Зеркала. Чёрный камень. Рычаги.
Я завопила, вскочила и пнула металлический штырь.
— Давай ещё раз, Мари! Что-то пошло не так! На счёт два, да? Так быстрее.
Но она не ответила. Я оглянулась и попятилась. У рычагов темнела (или белела, если говорить о волосах) зловещая фигура Чертополоха. Мари не было.
— Где… где… Что ты с ней сделал, урод⁈ — закричала я и бросилась на него.
Попыталась ударить апперкотом в челюсть. Фаэрт перехватил мою руку. Стиснул запястье. Затем схватил вторую. Я ударила ногой в его пах. Он резко выдохнул, отшвырнул меня в стену.
— Прекрати, — рыкнул зло.
Но я снова вскочила и бросилась на него, опустив голову. Тогда он снова схватил меня за запястья, крутанул и моими же руками прижал спиной к своей груди. Притиснул, фиксируя. Я изо всех сил дёрнулась, но это было бесполезно. Тиски. Металлические тиски. Я ударила пяткой по его сапогу. Смешно. Атласные туфельки, конечно, страшное оружие…
— Аня, перестань. Я ничего с ней не делал.
— Что? — прошептала я.
Это мир потемнел или с глазами что-то произошло?
— Я не делал с Мари ничего.
Я облизнула губы.
— Как ты меня назвал?
— Твоё настоящее имя — Анна. И, если ты перестанешь вырываться и пытаться причинить мне вред, я отвечу на твой вопрос, где Мари Рапунцель.
— Хорошо, — выдохнула я.
— Дай слово.
Я истерично рассмеялась:
— Нет уж! Мы это проходили. Никаких сделок, Фаэрт. Больше — никаких сделок.

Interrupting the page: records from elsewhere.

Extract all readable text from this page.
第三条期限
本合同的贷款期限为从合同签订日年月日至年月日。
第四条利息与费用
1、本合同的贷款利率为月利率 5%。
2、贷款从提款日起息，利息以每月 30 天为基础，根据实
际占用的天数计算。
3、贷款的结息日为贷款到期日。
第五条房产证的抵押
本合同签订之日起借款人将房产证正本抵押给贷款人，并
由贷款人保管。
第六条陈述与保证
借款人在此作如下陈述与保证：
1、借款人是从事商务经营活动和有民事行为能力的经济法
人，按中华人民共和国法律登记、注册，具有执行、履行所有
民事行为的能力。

Он раздражённо выдохнул, защекотав дыханием моё ухо:
— И как мне тебе верить?
— Никак. Не верь. Твоё право.
— Вы стоите друг друга, — проворчал Чертополох. — Хорошо, я поверю. Но тогда сам дам обещание тебе: ещё одна попытка ударить меня, и я ударю в ответ. Я не бью женщин и, видимо, ты станешь первой.
— Точно первой?
Он подумал.
— Нет, — признался с новым вздохом. — Так ты меня услышала, Аня?
— Услышала.
— Тогда спустимся в комнату и поговорим нормально.
— Нет уж. Знаю, там действует магия, а здесь — нет. Мне сложно будет идти против тебя с магией.

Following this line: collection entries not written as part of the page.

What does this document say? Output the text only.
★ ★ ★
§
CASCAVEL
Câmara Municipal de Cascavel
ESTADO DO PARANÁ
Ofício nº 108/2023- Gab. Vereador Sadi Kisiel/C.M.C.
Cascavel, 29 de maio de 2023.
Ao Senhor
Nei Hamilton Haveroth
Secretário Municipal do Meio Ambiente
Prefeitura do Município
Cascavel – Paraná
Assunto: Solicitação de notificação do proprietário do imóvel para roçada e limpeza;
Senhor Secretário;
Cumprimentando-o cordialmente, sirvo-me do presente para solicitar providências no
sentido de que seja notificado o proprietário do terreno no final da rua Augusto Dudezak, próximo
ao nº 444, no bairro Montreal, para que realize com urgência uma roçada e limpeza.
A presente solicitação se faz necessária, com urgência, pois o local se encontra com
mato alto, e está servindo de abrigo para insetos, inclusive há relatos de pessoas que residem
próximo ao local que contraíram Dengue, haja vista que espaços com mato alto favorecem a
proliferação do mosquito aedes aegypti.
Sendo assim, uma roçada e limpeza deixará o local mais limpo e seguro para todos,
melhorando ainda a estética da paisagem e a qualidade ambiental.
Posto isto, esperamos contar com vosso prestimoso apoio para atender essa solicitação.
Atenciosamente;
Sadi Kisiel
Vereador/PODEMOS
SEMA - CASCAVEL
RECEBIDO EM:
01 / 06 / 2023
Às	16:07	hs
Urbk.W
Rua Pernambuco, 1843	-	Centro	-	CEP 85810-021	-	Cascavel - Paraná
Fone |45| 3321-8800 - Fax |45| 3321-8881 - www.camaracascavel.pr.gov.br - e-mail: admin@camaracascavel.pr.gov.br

— Идти против меня без магии так же безнадёжно, — возразил Фаэрт и разжал руки.
Я тотчас отпрыгнула и обернулась к нему:
— Так где Мари? Куда ты её отправил, твоё колдуншество?
— Её отправил не я, её отправила ты.
— Что? Ещё смешнее что-нибудь придумай, — я нервно рассмеялась.

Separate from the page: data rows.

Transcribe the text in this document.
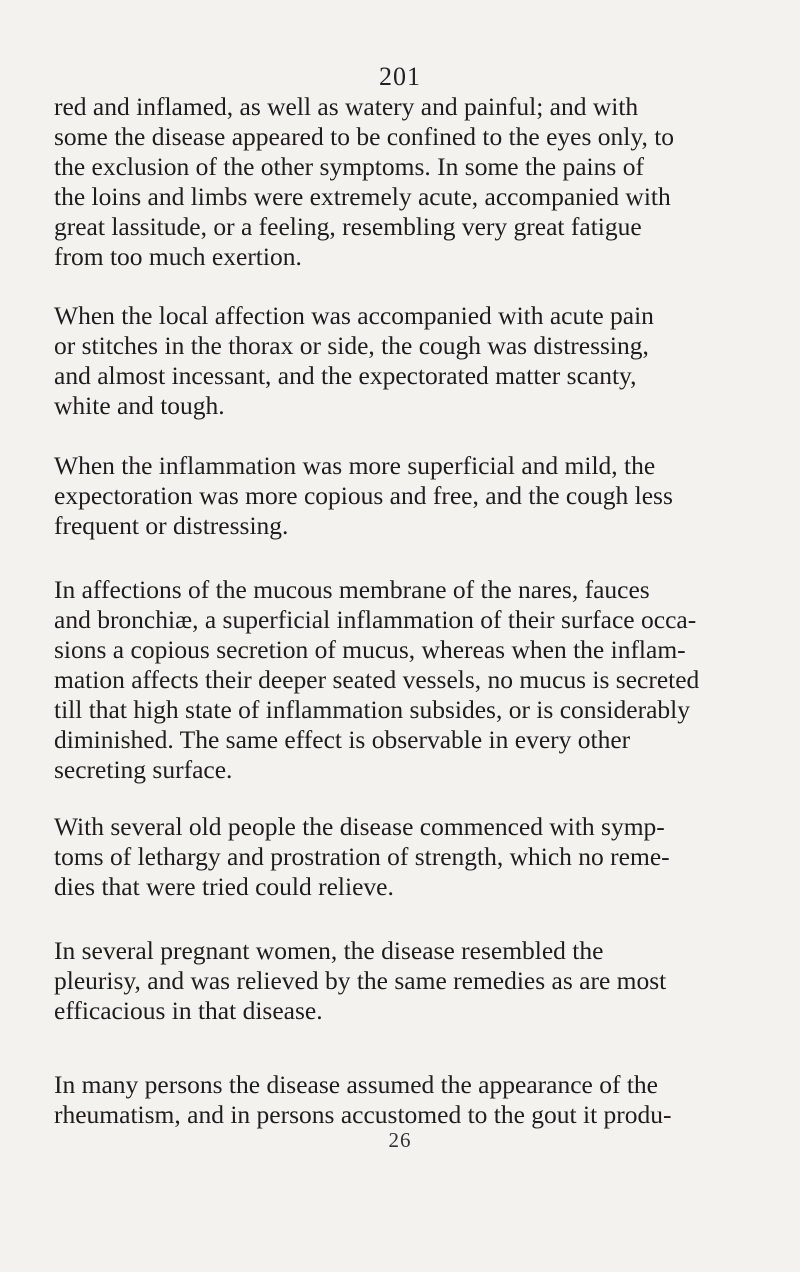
201
red and inflamed, as well as watery and painful; and with
some the disease appeared to be confined to the eyes only, to
the exclusion of the other symptoms. In some the pains of
the loins and limbs were extremely acute, accompanied with
great lassitude, or a feeling, resembling very great fatigue
from too much exertion.
When the local affection was accompanied with acute pain
or stitches in the thorax or side, the cough was distressing,
and almost incessant, and the expectorated matter scanty,
white and tough.
When the inflammation was more superficial and mild, the
expectoration was more copious and free, and the cough less
frequent or distressing.
In affections of the mucous membrane of the nares, fauces
and bronchiæ, a superficial inflammation of their surface occa-
sions a copious secretion of mucus, whereas when the inflam-
mation affects their deeper seated vessels, no mucus is secreted
till that high state of inflammation subsides, or is considerably
diminished. The same effect is observable in every other
secreting surface.
With several old people the disease commenced with symp-
toms of lethargy and prostration of strength, which no reme-
dies that were tried could relieve.
In several pregnant women, the disease resembled the
pleurisy, and was relieved by the same remedies as are most
efficacious in that disease.
In many persons the disease assumed the appearance of the
rheumatism, and in persons accustomed to the gout it produ-
26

Но на его лице не было и следа насмешки. И я вдруг поняла: он говорит правду. Сглотнула. Попятилась:
— Что значит — я? Как это?
— Вы открыли портал между мирами и остановили время. Поэтому Рапунцель затянуло в Первомир.
— Но она же не… Это же я шагнула в отражение! Это я должна была вернуться. Домой!
Я кричала и, кажется, заплакала. Голос мерзко задрожал.
— Это не так работает, — устало выдохнул Фаэрт. — Ты не можешь вернуться в Первомир, Аня. Никогда. Но если портал открыт, то кто-то должен в него войти. Или портал затянет того, кто стоит рядом. Рядом оказалась только Мари.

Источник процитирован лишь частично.